Buy La Roche-Posay Hyalu B5 Serum 30ml · Australia

Tunes

Violent Soho’s ‘Everything is A-OK’
Yes yes yes! How did these guys know what we need right now? I swear good music is the only thing getting me through this crazy time. The only thing that sucks about this album is that we’re going to wait however long until we can see it live at a gig but wow that will be ever so satisfying when that day comes! Thanks lads for providing the goods!

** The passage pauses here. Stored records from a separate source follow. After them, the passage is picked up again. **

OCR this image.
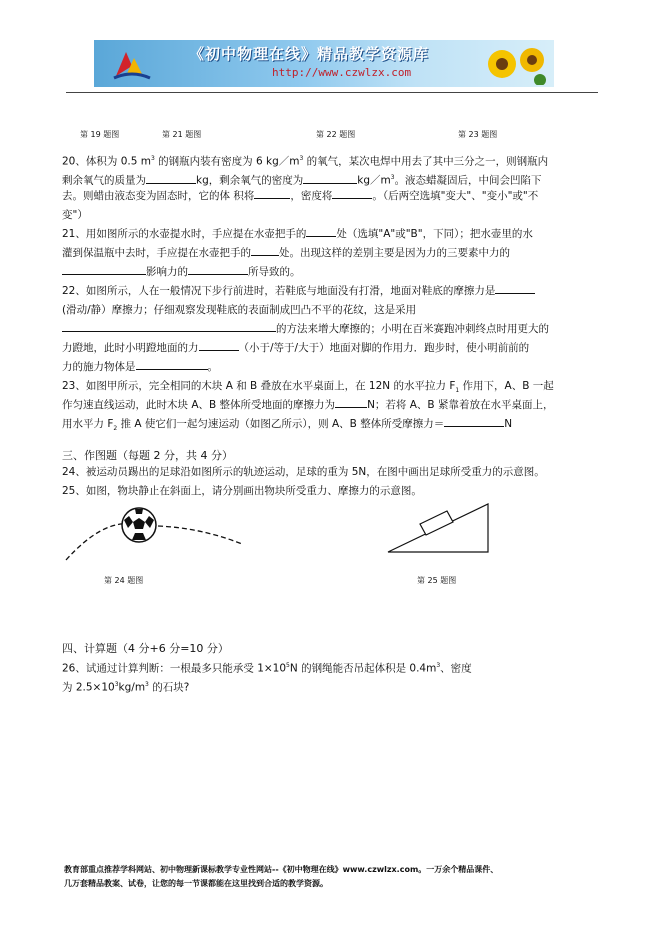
《初中物理在线》精品教学资源库
http://www.czwlzx.com
第 19 题图	第 21 题图	第 22 题图	第 23 题图
20、体积为 0.5 $m^3$ 的钢瓶内装有密度为 6 $kg/m^3$ 的氧气，某次电焊中用去了其中三分之一，则钢瓶内
剩余氧气的质量为	kg，剩余氧气的密度为	$kg/m^3$。液态蜡凝固后，中间会凹陷下
去。则蜡由液态变为固态时，它的体 积将	，密度将	。（后两空选填"变大"、"变小"或"不
变"）
21、用如图所示的水壶提水时，手应提在水壶把手的	处（选填"A"或"B"，下同）；把水壶里的水
灌到保温瓶中去时，手应提在水壶把手的	处。出现这样的差别主要是因为力的三要素中力的
影响力的	所导致的。
22、如图所示，人在一般情况下步行前进时，若鞋底与地面没有打滑，地面对鞋底的摩擦力是
(滑动/静）摩擦力；仔细观察发现鞋底的表面制成凹凸不平的花纹，这是采用
的方法来增大摩擦的；小明在百米赛跑冲刺终点时用更大的
力蹬地，此时小明蹬地面的力	（小于/等于/大于）地面对脚的作用力．跑步时，使小明前前的
力的施力物体是	。
23、如图甲所示，完全相同的木块 A 和 B 叠放在水平桌面上，在 12N 的水平拉力 $F_1$ 作用下，A、B 一起
作匀速直线运动，此时木块 A、B 整体所受地面的摩擦力为	N；若将 A、B 紧靠着放在水平桌面上，
用水平力 $F_2$ 推 A 使它们一起匀速运动（如图乙所示），则 A、B 整体所受摩擦力＝	N
三、作图题（每题 2 分，共 4 分）
24、被运动员踢出的足球沿如图所示的轨迹运动，足球的重为 5N，在图中画出足球所受重力的示意图。
25、如图，物块静止在斜面上，请分别画出物块所受重力、摩擦力的示意图。
第 24 题图	第 25 题图
四、计算题（4 分+6 分=10 分）
26、试通过计算判断：一根最多只能承受 $1\times 10^5N$ 的钢绳能否吊起体积是 $0.4m^3$、密度
为 $2.5\times 10^3kg/m^3$ 的石块?
教育部重点推荐学科网站、初中物理新课标教学专业性网站--《初中物理在线》www.czwlzx.com。一万余个精品课件、
几万套精品教案、试卷，让您的每一节课都能在这里找到合适的教学资源。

Mysterious Girl, by Peter Andre
It’s scientifically impossible to be sad while this song is playing. I went down a weird rabbit hole recently in the reggae genre on Spotify and all I can say is thank you Spotify gods. Seriously, play it, sing the chorus and you will feel so damn good!

Spacey Jane
I have been loving this band and I’m kicking myself that I didn’t catch them earlier this year at unibar.

🎥 Flicks

Jojo Rabbit
I’m quickly realising that life is too damn short to watch shit movies. We recently got a Chrome Cast so I thought I would rent a YouTube movie, and get among all the good films that have come out in the past 12 months. Jojo Rabbit is a quirky fun movie and would definitely add it to your next Friday night in.

Little Women
I’m so happy I finally got to watch this! It’s such an iconic movie and the cast are just absolutely spectacular. Jo is the badass I aim to be and it was such a lovely, nostalgic moment. Though I must admit, I’m a sucker for the 94 version with Wynona Rider and Christian Bale, but this certainly hits all the love strings.

This has been ‘unprecedented times’ as everyone likes to keep putting it. I’ve stopped watching the news because I don’t have the mental capacity to take it all in. I’ve been taking every day one day at a time, sometimes one hour at a time. I’ve been stumbling over small talk when ordering food because it feels like a lifetime since I’ve held a non-work conversation. I’ve resorted to dying my own eyebrows and I wore jeans once and felt a sense of pride.

These times are tough. They don’t have to be productive, reflective or opportunistic – just something to survive. As much as I have come to resent the word unprecedented, this time truly is, and we should be proud that we’re getting through this.

Stay strong. Stay brave. Stay safe. Keep trying your best.